所属专题: 土壤重金属污染 现代农业发展与乡村振兴

• 资源 环境 生态 土壤 气象 • 上一篇    下一篇

四川省农村生活非点源污染负荷估算及评价研究

桂平婧1,王 丰1,李善朴1,王虓阳1,邹立扣2,申 琼3,樊玉良1,范良千1   

  1. (1四川农业大学土木工程学院,四川都江堰 611830;2四川农业大学微生物学实验室,四川都江堰 611830;3四川农业大学建筑与城乡规划学院,四川都江堰 611830)
  • 收稿日期:2015-01-30 修回日期:2015-06-10 接受日期:2015-03-25 出版日期:2015-07-27 发布日期:2015-07-27
  • 通讯作者: 范良千
  • 基金资助:
    四川省教育厅重点项目“四川省农业非点源污染负荷估算与评价研究”(14ZA0004)。

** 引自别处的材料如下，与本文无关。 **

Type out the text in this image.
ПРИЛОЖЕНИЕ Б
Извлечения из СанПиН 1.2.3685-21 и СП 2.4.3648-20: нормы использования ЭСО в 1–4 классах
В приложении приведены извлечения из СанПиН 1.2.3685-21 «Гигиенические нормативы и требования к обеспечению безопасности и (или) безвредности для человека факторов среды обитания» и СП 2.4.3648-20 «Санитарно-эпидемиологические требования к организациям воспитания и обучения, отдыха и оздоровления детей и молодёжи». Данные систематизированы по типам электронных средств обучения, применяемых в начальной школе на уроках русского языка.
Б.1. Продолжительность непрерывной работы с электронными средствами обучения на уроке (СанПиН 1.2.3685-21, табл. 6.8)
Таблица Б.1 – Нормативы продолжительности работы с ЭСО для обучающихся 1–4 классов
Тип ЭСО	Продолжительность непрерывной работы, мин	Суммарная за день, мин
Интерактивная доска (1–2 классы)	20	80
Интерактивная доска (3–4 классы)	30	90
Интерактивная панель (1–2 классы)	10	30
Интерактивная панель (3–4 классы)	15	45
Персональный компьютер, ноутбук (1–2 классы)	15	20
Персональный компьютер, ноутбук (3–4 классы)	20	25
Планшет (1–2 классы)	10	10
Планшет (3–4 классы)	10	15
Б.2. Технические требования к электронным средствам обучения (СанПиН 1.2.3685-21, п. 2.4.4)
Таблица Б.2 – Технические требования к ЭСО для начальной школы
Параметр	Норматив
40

Estimation and Evaluation of Non-point Source Pollution Load in Rural Living of Sichuan Province

Gui Pingjing1, Wang Feng1, Li Shanpu1, Wang Xiaoyang1, Zou Likou2, Shen Qiong3, Fan Yuliang1, Fan Liangqian1   

  1. (1College of Civil Engineering, Sichuan Agricultural University, Dujiangyan Sichuan 611830;2Laboratory of Microbiology, Sichuan Agricultural University, Dujiangyan Sichuan 611830;3College of Architecture and Urban Planning, Sichuan Agricultural University, Dujiangyan Sichuan 611830)
  • Received:2015-01-30 Revised:2015-06-10 Accepted:2015-03-25 Online:2015-07-27 Published:2015-07-27

摘要: 研究旨在明确现阶段四川省农村生活非点源污染状况,及对农村生活非点源污染控制提供依据。笔者依托输出系数模型,考虑农村生活垃圾、生活废水和人体粪尿污染物三方面,从污染物产生、输出到入河三阶段建立了农村生活非点源污染负荷估算模型。在模型支撑下,估算了2012年四川省各地级市(州)农村生活非点源污染物中TN(总氮)、TP(总磷)和COD(化学需氧量)的负荷量,并对TN、TP和COD的负荷总量、来源比例进行分析,同时结合地表水三级水质标准(GB 3838—2002),计算了农村生活非点源污染中TN、TP和COD的入河贡献率。结果显示四川省农村生活非点源产生负荷 TN 421070 t,TP 91122 t,COD 2023186 t;输出负荷TN 120675 t,TP 26298 t,COD 419969 t;入河负荷TN 44499 t,TP 5780 t,COD 142049 t。各地市州中,南充、达州和成都产生、输出负荷最大;宜宾、南充和达州入河量最大。全省农村生活非点源污染TN、TP和COD的入河贡献率总体不大,仅遂宁、内江入河TN负荷对水体污染的贡献率超过地表水三级水质标准100%。随经济发展,四川省农村生活非点源污染部分区域较为严重,对其控制不容忽视。研究采用的方法可为其它区域的农村生活非点源污染负荷估算提供参考和借鉴。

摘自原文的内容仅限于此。